Not just me and [Jon] Beason, but the safety next to me, whether it be Coop [Cooper Taylor] or Nat [Behre] or Jeromy [Miles]. Anybody that's next to me, us and Beason are the most vocal guys on the team. We get everybody in the right spots."

Tying it all together

We still don't know what Spags' defense is going to look like, and it would be irresponsible -- and likely wrong -- to make any pronouncements at this point. We probably won't know for sure what his scheme fully entails until sometime mid-season.

However, there have been some glimpses.

We know the defense will be aggressive, and it's likely that it will depend on using tactics like stunts, twists, and creative blitzes to create confusion and exploit match-ups.

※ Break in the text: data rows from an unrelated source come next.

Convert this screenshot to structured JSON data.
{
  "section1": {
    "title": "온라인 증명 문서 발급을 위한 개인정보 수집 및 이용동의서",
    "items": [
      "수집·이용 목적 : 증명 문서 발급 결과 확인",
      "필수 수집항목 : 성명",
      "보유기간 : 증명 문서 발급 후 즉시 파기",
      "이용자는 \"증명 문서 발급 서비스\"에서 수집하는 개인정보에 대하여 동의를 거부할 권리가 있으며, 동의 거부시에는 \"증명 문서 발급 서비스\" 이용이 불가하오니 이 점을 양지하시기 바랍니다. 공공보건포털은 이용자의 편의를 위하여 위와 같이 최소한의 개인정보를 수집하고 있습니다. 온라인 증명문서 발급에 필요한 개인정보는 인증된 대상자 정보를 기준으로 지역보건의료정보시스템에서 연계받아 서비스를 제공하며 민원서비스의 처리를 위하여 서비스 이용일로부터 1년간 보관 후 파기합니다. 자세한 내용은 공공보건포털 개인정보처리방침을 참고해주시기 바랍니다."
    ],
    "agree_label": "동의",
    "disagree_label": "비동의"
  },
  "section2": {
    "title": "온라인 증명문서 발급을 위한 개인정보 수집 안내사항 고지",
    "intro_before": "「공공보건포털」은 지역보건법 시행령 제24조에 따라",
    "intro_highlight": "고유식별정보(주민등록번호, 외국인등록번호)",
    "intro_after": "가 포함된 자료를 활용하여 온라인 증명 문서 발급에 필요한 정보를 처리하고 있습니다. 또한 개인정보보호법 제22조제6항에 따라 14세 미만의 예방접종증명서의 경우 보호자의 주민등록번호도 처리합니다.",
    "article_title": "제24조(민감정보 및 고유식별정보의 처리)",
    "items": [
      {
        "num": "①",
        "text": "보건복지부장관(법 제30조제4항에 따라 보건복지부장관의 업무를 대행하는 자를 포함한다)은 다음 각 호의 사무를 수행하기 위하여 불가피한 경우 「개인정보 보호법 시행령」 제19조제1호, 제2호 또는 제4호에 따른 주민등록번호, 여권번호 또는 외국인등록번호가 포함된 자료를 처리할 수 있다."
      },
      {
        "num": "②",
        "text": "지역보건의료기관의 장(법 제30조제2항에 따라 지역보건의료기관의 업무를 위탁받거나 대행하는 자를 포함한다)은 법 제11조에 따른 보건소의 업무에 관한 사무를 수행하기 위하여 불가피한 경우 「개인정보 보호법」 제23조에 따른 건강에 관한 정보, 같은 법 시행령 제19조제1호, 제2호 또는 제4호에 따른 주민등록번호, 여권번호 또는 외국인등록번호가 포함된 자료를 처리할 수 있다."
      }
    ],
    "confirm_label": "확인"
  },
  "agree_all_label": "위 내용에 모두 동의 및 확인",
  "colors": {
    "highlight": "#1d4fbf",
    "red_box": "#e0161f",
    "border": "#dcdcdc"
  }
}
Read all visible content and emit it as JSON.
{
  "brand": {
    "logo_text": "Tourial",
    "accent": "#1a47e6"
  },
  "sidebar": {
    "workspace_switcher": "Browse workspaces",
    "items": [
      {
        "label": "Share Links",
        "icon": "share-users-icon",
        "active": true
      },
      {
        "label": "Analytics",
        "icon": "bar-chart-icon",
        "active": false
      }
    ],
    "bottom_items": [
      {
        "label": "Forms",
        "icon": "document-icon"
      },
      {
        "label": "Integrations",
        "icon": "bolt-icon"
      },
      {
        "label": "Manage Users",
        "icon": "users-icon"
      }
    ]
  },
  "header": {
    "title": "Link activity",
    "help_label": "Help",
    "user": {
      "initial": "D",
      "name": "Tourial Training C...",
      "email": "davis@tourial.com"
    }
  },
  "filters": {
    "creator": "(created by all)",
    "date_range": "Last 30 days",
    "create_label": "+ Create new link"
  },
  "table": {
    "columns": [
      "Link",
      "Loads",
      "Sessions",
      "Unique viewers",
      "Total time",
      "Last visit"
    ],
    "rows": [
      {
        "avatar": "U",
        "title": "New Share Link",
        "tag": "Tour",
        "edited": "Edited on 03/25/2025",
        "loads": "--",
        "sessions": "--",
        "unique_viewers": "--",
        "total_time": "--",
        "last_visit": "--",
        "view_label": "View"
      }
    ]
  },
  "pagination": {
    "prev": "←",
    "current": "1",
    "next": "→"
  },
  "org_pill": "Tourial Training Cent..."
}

The emphasis on checks, reads, and adjustments in coverage suggests that we, and more importantly the opposing offense, might not be able to know what the actual coverage is until after the play is over. It also suggests that they will able to run a variety of coverages out of a single look, and change at the drop of a hat.

Finally, the influence from his time from Baltimore suggests the possibility that there might be more use of "Hybrid" fronts. Fronts that mix and match personnel and concepts from both 3-4 and 4-3 fronts (such as defenses like Baltimore or Seattle).

In short, it seems like the general goal of this defense will be to generate pressure on an offense from anywhere, everywhere, and seemingly nowhere.